There is no evidence that social media has a direct impact on users search, as Google’s crawlers are unable to access password protected sites such as Facebook, LinkedIn and Twitter. Similarly, users who share links on these social sites do not influence SEO page rankings. There is though a large indirect role that social media plays in the link-acquisition process and here’s why it’s important:

SEO and social media

Link-Building: The Old Way
Acquiring inbound links has always been the hardest, most labor-intense tasks in off-page SEO. Because Google and the other engines prohibit publishers from soliciting links in exchange for monetary or other consideration, the only course open to a publisher is to provide original, link-worthy content, and then contact webmasters individually, usually using e-mail. While it’s possible to get legitimate links this way, the process is inefficient.

Link-Building: The New Way
Social media changes the process for the better. While individual webmasters from which links are sought can still be contacted when a new article posts, the publisher’s chances of acquiring links are vastly expanded. Publishers can now identify specific social media influencers and social groups relevant to the article topic, and notify them that a new page or article exists. While some targets of the notification may simply retweet, like, or favorite the notification (none of which convey any SEO value in themselves), some percentage of this audience may take the final, desired step of including a hard link to the publisher’s article in their blog or site.

Social Link-Building Tips

1. Identify appropriate online groups in your industry. The people most likely to respond — and link to an item you publish are those in your own industry. Take some time to find such groups, join them, monitor the discussion, and post a link to your article when it fits the context of the discussion.

2. Identify Social Influencers with blogs. Because you’re ultimate goal is a hard link that conveys SEO value, don’t chase after social influencers on Twitter, Facebook, or LinkedIn who don’t actively maintain blogs (not all of them do).
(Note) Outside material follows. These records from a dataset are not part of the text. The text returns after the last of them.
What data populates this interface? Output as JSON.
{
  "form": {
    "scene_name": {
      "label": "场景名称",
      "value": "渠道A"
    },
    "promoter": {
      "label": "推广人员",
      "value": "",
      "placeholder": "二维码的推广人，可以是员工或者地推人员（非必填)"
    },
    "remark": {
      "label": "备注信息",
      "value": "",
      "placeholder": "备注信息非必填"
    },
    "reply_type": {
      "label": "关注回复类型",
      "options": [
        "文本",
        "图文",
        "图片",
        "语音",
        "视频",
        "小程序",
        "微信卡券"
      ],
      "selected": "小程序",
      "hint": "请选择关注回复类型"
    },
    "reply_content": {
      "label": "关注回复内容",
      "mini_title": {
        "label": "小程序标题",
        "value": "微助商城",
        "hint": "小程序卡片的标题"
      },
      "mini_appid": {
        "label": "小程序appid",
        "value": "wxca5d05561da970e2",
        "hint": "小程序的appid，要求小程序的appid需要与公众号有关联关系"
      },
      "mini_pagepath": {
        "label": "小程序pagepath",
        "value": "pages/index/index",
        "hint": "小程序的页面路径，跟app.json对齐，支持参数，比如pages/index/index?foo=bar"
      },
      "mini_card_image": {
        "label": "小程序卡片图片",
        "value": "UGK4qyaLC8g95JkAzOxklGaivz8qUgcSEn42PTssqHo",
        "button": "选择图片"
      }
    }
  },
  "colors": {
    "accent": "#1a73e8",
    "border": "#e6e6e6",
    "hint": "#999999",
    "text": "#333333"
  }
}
3. Go where the reporters go. Reporters love Twitter because its real-time nature lets them jump on news events and develop sources quickly. If you’re doing something interesting (for example, releasing a new data-driven report), make sure you notify the groups where reporters are most likely to be lurking.

4. Resist the temptation to spam irrelevant articles into the conversational stream: any notifications you make must be relevant to the discussion at hand.

5. Think beyond articles. Articles you post on your blog may work as good link bait, but blog articles are pretty much a commodity today. Consider adding additional forms of content that provide more value, for example, e-books and slide share presentations.  Although you’ll have to put more labor into these high-value content types, you’ll be creating content that’s more link-worthy.